Based on the already lightweight 430 Scuderia, the16M makes use of a 503-horsepower, 4.3-litre V-8 engine tied to an F1-Superfast2 semi-automatic gearbox, an E-Diff electronic rear differential, and a traction-control system gleaned from the 599 GTB. Car & Driver said in its first drive that ‘this car is confidence-inspiring, a trait it shares with the rest of the Scuderia’s mid-engined lineup, and it’s what makes these cars so attractive’. Of course, the 16M’s ferocious nature wasn’t lost on the magazine, which called the car ‘quite possibly the loudest road-going car we have ever driven’.

Beginning with the enemy of speed, unnecessary weight, many of the frivolous luxury features, like the floormats, were thrown in the bin; all in the effort to gain an extra tenth of second on the racetrack. Furthermore, the Spider received front and rear bumpers that were made even lighter than those found on the Scuderia Coupe. Ferrari fitted the Spider with additional bracing to ensure that the track-oriented vehicle was as rigid as it could be. All in all, the 16M was 170 lbs lighter than the standard car. Moreover, the 16M featured a set of 5-spoke forged wheels that helped to greatly reduce the unsprung mass. Beyond the diet, the engineers in Maranello worked over the engine to provide an additional 20 horsepower, bringing the grand total to an impressive 503bhp. Controlling this immense power was the latest generation of Ferrari's traction and stability control systems that allowed the pilot of the vehicle to dial in precisely the amount of slip they'd like attacking the corners of a race track. The result of this extensive performance regime allowed the 16M to achieve a lap time within striking distance of even the Enzo.
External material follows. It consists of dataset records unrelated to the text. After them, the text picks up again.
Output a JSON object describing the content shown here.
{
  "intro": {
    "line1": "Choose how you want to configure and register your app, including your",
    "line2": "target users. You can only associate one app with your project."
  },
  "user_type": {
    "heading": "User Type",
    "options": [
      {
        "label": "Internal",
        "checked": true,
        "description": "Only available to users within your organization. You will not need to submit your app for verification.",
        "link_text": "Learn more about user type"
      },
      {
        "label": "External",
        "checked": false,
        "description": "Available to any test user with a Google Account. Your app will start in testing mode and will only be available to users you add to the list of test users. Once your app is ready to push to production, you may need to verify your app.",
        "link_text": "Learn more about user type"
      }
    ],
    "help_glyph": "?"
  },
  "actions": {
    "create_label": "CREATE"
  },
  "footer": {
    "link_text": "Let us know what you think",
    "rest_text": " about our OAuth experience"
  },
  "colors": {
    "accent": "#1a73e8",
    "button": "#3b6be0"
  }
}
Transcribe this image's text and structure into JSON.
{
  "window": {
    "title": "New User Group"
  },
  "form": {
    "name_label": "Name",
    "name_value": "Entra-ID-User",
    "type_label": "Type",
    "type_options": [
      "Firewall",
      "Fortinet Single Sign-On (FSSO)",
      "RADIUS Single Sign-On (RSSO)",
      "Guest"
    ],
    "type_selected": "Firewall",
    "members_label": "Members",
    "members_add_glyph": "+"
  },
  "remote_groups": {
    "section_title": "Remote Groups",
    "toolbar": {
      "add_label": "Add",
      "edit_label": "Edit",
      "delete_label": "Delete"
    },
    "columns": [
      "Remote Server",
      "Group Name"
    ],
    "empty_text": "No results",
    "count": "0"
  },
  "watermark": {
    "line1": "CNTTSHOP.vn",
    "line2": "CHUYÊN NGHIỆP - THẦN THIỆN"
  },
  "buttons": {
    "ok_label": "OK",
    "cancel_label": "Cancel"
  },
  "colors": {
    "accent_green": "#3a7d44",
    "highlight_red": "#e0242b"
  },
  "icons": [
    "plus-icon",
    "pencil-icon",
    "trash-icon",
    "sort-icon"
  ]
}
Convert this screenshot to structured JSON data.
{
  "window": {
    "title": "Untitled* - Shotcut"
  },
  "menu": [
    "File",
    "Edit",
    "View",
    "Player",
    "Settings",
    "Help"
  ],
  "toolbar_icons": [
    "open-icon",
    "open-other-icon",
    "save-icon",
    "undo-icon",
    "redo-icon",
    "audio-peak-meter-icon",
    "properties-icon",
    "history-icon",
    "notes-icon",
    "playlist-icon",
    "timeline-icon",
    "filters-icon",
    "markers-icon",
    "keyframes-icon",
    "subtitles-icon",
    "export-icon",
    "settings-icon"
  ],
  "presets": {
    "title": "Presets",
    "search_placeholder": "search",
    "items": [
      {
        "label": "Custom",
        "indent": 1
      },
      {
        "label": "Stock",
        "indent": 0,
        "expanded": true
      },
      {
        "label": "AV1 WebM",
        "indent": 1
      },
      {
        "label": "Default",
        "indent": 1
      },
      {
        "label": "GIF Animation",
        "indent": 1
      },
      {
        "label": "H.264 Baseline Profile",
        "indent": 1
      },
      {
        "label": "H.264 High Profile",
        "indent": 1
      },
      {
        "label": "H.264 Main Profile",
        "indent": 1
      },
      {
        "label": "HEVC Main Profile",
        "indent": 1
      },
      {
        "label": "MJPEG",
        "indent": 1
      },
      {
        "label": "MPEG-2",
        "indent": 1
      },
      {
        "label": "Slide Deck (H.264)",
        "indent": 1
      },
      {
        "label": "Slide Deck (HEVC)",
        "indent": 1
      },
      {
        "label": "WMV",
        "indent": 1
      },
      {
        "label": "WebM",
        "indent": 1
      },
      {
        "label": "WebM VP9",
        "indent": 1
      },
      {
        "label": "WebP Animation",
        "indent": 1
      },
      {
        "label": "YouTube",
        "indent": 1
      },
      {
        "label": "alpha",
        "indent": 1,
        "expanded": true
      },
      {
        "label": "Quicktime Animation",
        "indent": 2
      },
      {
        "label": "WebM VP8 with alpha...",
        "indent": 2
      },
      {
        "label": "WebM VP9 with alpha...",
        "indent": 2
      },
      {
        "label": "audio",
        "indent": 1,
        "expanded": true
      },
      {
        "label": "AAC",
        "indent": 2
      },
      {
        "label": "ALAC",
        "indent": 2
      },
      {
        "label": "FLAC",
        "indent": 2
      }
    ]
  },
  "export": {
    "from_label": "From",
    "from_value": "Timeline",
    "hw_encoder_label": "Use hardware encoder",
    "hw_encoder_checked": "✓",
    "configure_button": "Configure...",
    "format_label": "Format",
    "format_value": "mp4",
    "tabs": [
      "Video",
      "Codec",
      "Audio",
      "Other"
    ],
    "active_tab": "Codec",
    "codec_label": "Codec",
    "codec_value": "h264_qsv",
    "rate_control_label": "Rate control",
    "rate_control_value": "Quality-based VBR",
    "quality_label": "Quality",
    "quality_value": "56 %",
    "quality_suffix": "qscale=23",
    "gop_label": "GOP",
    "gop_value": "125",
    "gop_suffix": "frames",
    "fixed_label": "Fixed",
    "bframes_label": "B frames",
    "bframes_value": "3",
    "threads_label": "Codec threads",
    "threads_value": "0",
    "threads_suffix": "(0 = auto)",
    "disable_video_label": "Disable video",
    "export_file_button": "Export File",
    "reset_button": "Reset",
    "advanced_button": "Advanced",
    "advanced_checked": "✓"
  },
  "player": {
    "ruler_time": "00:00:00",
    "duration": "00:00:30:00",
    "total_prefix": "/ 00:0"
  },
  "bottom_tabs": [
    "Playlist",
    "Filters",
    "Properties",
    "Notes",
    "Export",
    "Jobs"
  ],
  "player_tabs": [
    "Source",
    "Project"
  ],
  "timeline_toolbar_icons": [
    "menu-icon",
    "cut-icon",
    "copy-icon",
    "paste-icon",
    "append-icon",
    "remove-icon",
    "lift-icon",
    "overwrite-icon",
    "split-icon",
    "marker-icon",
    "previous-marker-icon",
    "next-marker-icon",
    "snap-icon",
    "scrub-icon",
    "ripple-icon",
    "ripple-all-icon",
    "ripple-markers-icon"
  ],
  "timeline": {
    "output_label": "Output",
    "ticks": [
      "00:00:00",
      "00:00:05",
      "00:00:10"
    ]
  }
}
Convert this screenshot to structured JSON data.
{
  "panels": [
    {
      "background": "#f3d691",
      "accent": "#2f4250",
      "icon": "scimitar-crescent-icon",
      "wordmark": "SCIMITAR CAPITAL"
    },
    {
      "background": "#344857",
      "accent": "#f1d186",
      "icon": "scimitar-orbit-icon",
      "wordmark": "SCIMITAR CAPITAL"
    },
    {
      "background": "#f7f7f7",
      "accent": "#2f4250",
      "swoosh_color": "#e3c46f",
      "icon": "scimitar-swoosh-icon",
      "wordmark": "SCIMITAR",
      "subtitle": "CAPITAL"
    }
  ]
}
The Scuderia Spider 16M represented the rawest driving experience offered by Ferrari at the time of release. It accomplished this by incorporating many of the technologies that help the famed Italian firm to countless Formula 1 victories in the 2000s. Additionally, the lack of roof provided an unobstructed sensory experience. Just 499 of these supercars were sold worldwide, making them endlessly desirable to Tifosi and collectors alike. Short of buying a full stop race car, the Scuderia is sure to provide just as many thrills, all while wearing a license plate.